In the time after, Hoia-Baciu has brought in yoga practitioners, shamans, UFO researchers and ghost hunters from around the globe, interested in encountering the strange energies reported to reverberate through the forest.
Modern Threats
Despite being one of the world's premier destinations for supernatural fans, this woodland is under threat. The western suburbs of Cluj-Napoca – a contemporary technology center of a population exceeding 400,000, called the Silicon Valley of eastern Europe – are encroaching, and construction companies are advocating for authorization to clear the trees to construct residential buildings.
Except for a small area home to area-specific Mediterranean oak trees, the grove is lacking legal protection, but the guide hopes that the initiative he helped establish – the Hoia-Baciu Project – will help to change that, motivating the government officials to appreciate the forest's value as a travel hotspot.
Eerie Encounters
When small sticks and autumn leaves split and rustle beneath their boots, Marius recounts numerous folk tales and claimed paranormal happenings here.
- A well-known account describes a five-year-old girl vanishing during a group gathering, later to reappear half a decade later with complete amnesia of her experience, without aging a single day, her attire shy of the slightest speck of dirt.
- Frequent accounts explain smartphones and photography gear unexpectedly failing on entering the woods.
- Reactions include full-blown dread to feelings of joy.
- Various visitors state noticing bizarre skin irritations on their skin, perceiving disembodied whispers through the woodland, or feel palms pushing them, although convinced they're by themselves.
Study Attempts
Although numerous of the stories may be hard to prove, numerous elements before my eyes that is definitely bizarre.

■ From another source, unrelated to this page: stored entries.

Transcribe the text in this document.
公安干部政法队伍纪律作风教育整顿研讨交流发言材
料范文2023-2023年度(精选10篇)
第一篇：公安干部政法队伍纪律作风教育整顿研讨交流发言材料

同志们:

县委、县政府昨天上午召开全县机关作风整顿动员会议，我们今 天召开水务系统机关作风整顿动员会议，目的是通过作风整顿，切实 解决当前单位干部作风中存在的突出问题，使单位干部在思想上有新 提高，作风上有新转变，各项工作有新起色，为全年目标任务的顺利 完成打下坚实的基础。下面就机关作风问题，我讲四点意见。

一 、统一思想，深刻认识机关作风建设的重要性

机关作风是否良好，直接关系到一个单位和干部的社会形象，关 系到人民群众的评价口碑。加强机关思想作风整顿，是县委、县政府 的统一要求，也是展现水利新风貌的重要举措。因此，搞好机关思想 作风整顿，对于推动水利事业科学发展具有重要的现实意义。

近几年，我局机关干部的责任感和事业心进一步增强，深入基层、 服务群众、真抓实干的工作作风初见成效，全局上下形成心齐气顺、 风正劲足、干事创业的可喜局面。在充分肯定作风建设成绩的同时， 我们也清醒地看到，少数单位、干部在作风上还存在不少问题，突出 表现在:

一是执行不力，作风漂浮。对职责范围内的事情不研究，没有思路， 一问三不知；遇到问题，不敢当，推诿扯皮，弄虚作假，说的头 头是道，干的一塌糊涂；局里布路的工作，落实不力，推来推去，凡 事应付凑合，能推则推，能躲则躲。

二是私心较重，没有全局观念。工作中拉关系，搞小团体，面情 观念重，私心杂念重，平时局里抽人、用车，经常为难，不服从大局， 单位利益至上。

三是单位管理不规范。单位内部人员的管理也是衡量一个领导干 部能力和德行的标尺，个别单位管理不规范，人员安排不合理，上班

Throughout the area are plants whose stems are curved and contorted into bizarre configurations.
Multiple explanations have been proposed to account for the abnormal growth: strong gales could have altered the growth, or inherently elevated electromagnetic fields in the soil explain their strange formation.

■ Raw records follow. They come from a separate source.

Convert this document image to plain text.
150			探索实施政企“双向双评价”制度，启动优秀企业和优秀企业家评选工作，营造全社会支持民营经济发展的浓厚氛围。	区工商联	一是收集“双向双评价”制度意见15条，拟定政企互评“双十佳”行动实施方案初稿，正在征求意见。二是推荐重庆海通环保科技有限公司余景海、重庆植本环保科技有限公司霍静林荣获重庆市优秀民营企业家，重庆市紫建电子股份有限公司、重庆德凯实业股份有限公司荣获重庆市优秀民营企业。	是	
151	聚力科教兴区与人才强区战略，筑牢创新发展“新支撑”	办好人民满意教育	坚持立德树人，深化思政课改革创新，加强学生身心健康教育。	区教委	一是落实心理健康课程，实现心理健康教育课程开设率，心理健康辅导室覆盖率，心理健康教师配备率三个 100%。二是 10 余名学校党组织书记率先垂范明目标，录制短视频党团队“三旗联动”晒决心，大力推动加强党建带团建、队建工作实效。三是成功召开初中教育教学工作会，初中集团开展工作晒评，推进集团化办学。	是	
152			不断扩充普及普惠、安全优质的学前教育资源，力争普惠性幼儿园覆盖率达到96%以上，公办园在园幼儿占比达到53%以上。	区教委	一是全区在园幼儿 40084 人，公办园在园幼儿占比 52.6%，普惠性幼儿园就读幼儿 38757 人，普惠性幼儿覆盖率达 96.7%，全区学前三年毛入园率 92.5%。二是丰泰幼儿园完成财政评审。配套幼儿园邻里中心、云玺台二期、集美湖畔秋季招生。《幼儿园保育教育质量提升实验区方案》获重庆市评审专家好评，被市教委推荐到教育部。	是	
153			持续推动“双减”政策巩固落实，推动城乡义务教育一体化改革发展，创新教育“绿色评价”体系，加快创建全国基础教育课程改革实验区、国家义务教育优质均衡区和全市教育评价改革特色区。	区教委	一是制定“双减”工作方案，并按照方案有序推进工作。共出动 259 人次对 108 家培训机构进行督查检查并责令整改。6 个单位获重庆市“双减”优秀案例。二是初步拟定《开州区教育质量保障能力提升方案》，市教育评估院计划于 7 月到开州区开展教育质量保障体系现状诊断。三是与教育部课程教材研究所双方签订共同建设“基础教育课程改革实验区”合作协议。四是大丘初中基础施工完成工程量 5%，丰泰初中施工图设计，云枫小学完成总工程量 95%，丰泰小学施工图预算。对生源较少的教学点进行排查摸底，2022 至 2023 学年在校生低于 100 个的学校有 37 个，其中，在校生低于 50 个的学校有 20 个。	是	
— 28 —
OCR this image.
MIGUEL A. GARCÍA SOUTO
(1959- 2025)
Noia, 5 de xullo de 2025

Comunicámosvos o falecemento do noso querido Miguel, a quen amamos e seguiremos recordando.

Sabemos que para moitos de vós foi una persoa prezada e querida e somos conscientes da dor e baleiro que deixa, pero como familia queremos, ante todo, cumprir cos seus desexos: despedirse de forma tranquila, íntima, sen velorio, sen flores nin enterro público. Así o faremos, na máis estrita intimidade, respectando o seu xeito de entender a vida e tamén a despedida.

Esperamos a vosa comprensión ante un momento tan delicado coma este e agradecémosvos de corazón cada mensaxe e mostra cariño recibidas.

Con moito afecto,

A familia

But research studies have turned up insufficient proof.
The Famous Clearing
The expert's tours permit visitors to participate in a small-scale research of their own. Upon reaching the clearing in the woods where Barnea photographed his renowned UFO pictures, he passes the traveler an EMF meter which measures energy patterns.

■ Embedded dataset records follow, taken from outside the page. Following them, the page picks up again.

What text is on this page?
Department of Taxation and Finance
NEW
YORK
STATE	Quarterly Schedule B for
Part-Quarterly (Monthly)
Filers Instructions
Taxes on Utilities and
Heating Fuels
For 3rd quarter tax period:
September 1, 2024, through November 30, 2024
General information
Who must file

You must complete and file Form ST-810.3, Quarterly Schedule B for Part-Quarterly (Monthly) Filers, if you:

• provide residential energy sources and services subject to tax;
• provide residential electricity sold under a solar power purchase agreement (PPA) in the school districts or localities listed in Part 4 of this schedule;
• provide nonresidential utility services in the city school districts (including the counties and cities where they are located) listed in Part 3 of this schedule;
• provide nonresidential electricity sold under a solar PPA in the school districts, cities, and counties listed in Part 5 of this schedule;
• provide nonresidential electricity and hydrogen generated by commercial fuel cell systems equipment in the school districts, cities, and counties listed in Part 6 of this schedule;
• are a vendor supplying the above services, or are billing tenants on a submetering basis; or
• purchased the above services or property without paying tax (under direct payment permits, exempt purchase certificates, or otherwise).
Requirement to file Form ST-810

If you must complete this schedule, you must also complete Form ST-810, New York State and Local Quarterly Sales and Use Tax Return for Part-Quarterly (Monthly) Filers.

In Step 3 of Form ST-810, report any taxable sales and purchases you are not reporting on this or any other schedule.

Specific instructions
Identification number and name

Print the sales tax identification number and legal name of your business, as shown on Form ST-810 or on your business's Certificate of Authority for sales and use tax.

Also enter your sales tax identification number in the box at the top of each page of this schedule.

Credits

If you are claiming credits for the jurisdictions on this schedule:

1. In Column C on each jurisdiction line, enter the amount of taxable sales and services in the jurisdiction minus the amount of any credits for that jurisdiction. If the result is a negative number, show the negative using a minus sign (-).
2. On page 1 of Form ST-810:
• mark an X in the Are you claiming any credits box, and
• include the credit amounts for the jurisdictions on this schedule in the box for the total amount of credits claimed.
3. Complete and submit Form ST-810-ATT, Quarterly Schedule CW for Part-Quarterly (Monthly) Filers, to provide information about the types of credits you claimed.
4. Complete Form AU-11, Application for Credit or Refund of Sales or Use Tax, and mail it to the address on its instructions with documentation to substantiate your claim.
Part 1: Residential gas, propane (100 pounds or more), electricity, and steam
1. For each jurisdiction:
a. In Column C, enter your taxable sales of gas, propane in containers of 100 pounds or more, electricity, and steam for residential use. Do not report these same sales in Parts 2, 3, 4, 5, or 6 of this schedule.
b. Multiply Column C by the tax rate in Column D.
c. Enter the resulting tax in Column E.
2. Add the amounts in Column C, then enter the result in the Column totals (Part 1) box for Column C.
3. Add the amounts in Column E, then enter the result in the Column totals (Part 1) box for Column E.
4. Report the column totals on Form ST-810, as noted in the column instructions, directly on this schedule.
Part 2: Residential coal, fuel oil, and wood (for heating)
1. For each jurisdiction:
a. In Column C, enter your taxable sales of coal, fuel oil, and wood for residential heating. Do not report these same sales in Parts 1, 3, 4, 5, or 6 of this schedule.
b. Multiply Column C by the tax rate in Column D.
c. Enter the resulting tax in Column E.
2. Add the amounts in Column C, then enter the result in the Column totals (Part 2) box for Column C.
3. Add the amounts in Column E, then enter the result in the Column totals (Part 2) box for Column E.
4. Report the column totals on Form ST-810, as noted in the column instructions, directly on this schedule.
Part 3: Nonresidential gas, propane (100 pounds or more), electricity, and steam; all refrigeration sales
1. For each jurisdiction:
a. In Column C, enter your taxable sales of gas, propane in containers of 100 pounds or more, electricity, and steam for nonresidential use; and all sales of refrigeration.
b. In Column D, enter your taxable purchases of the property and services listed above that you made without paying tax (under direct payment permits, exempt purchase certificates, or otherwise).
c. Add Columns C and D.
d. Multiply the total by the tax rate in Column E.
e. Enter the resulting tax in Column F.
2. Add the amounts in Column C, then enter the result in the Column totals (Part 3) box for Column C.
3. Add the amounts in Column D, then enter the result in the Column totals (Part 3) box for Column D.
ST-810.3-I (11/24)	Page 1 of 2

"We're stepping into the most active section of the forest," he says. "Try to detect something."
The vegetation abruptly end as they step into a perfect circle. The only greenery is the short grass beneath our feet; it's obvious that it's naturally occurring, and seems that this bizarre meadow is natural, not the result of landscaping.
Between Reality and Imagination
Transylvania generally is a place which stirs the imagination, where the border is unclear between truth and myth. In countryside villages superstition remains in strigoi ("screamers") – supernatural, form-changing bloodsuckers, who return from burial sites to terrorise nearby villages.
Bram Stoker's famous fictional vampire is always connected with Transylvania, and the legendary fortress – a medieval building perched on a stone formation in the mountain range – is heavily promoted as "the vampire's home".
But including myth-shrouded Transylvania – actually, "the territory after the grove" – appears tangible and comprehensible in contrast to the haunted grove, which seem to be, for causes nuclear, atmospheric or simply folkloric, a nexus for creative energy.
"In Hoia-Baciu," the guide comments, "the line between truth and fantasy is extremely fine."